Eventually, Tom Riddle graduated, and the school seemed to move on. New heartthrobs were singled out; ones much more attainable than him. Though it took longer for her infatuation to dwindle, eventually Desdemona was able to push Tom Riddle from her mind. She graduated from Hogwarts with honors in Potions, and she eventually opened up her own little apothecary in Diagon Alley. Lovers came and went. Her business bloomed. Her relationship with her family was as stable as ever.
Desdemona was extremely content with her life.
Until, of course, Tom Riddle came waltzing right back into it.

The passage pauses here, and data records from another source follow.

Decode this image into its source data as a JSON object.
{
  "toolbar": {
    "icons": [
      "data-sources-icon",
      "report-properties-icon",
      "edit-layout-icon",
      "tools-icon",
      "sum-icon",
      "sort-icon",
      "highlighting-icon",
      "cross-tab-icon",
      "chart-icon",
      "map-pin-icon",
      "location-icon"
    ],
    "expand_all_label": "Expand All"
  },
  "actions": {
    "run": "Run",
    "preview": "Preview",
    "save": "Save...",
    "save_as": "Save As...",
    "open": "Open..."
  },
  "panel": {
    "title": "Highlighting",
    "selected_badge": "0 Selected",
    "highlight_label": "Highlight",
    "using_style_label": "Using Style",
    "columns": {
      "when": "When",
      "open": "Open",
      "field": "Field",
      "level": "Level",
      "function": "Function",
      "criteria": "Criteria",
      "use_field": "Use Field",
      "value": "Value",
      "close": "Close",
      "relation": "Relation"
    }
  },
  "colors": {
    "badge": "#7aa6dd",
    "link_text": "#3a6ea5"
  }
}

He’d shown up at her home doorstep looking distraught and disheveled. The only time Desdemona had ever seen him looking less-than-perfect. He’d crafted a wonderfully sympathetic story that left Desdemona aching with pity. Tom had naively fathered a bastard child with one of the Sacred 28. Tom refused to disclose who. Not only was the child a bastard; it was also a squib. Though never said outright, he heavily implied that the mother and her family sought to kill the baby, a sweet newborn baby girl, in order to preserve their family honor. Tom had lost all of his friends in the feud and no longer had anyone left to turn to.
Except for Desdemona. The fellow housemate who’d always been kind to him.
Desdemona felt righteous indignation rise within her at the injustice Tom was being served. She’d never liked the pure-blood politics that flooded her old house, and Tom’s plight only strengthened how unfair it all was. So Desdemona swore resolutely to Tom that she would help him even if it killed her. Not to be dramatic, but she felt it suited the situation.
Tom showered her with a swath of gratitude, explaining how he would never be able to repay her.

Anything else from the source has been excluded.